Chancellor George Osborne should focus on implementing the growth-boosting measures he unveiled last year in the budget due on March 21, Britain's biggest business lobby group said on Wednesday.
The Confederation of British Industry also railed against calls by the opposition Labour party for a temporary cut in value-added tax to boost demand, saying it would send the wrong signal to markets after Moody's warned Britain that its triple-A rating was at risk.
In a letter to Osborne setting out its wish-list for the budget, the CBI urged the government to consider changes to the tax system to encourage investment in infrastructure among other measures that it said would cost just 500 million pounds a year to implement.
It also asked Osborne to press ahead with plans he unveiled in November to encourage pension funds to invest in infrastructure, as well as to deliver on a 20 billion pound credit easing scheme to help small and medium-sized enterprises.
The Chancellor must use this budget to score the growth and investment policy goals he put forward in the Autumn Statement, said CBI Director General John Cridland.

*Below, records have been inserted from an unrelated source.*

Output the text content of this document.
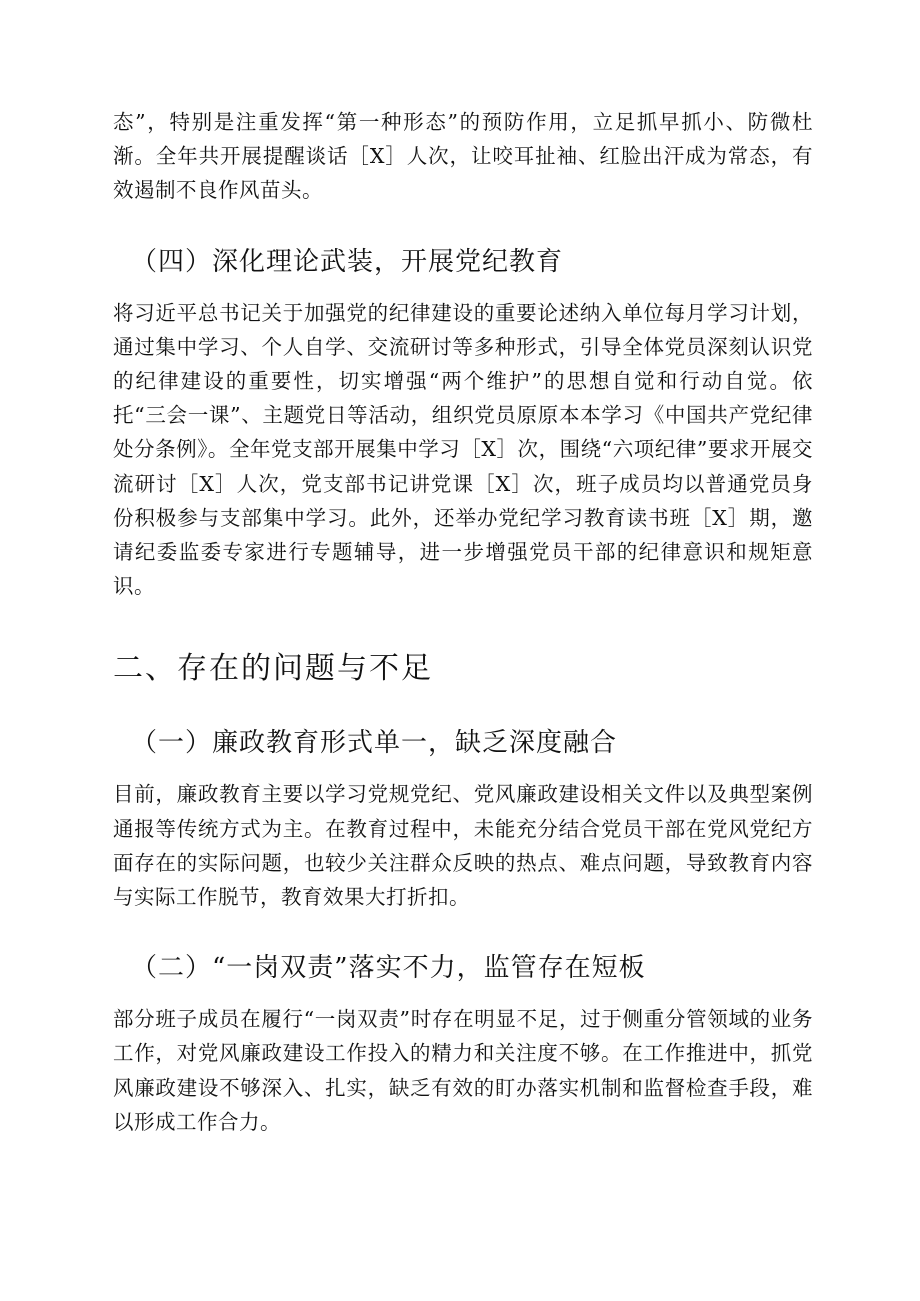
态”，特别是注重发挥“第一种形态”的预防作用，立足抓早抓小、防微杜渐。全年共开展提醒谈话［X］人次，让咬耳扯袖、红脸出汗成为常态，有效遏制不良作风苗头。

（四）深化理论武装，开展党纪教育

将习近平总书记关于加强党的纪律建设的重要论述纳入单位每月学习计划，通过集中学习、个人自学、交流研讨等多种形式，引导全体党员深刻认识党的纪律建设的重要性，切实增强“两个维护”的思想自觉和行动自觉。依托“三会一课”、主题党日等活动，组织党员原原本本学习《中国共产党纪律处分条例》。全年党支部开展集中学习［X］次，围绕“六项纪律”要求开展交流研讨［X］人次，党支部书记讲党课［X］次，班子成员均以普通党员身份积极参与支部集中学习。此外，还举办党纪学习教育读书班［X］期，邀请纪委监委专家进行专题辅导，进一步增强党员干部的纪律意识和规矩意识。

二、存在的问题与不足
（一）廉政教育形式单一，缺乏深度融合

目前，廉政教育主要以学习党规党纪、党风廉政建设相关文件以及典型案例通报等传统方式为主。在教育过程中，未能充分结合党员干部在党风党纪方面存在的实际问题，也较少关注群众反映的热点、难点问题，导致教育内容与实际工作脱节，教育效果大打折扣。

（二）“一岗双责”落实不力，监管存在短板

部分班子成员在履行“一岗双责”时存在明显不足，过于侧重分管领域的业务工作，对党风廉政建设工作投入的精力和关注度不够。在工作推进中，抓党风廉政建设不够深入、扎实，缺乏有效的盯办落实机制和监督检查手段，难以形成工作合力。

In the first three months of this year we're in delivery mode, not new ideas mode, he said.
Official data on Tuesday showed the government looked set to beat its deficit-cutting target for the 2011/12 fiscal year.
Figures showing Britain racked up the highest surplus in four years in January fuelled demands from the opposition Labour party as well as from within the Conservative-Liberal Democrat coalition for Osborne to relent on the pace of fiscal austerity.
Labour finance spokesman Ed Balls has called for a temporary cut in value-added sales tax to boost demand, at a cost to the exchequer of 12 billion pounds a year.
The CBI chief said that risked provoking the ire of financial markets, while raising infrastructure spending could boost the economy by three times as much.
Following Moody's outlook, increasing borrowing levels does not seem to be the best way of increasing confidence in international money markets that the UK is a good place to invest, Cridland said. The negative outlook is clearly a signal that while we do have a credible plan, we're not home and dry.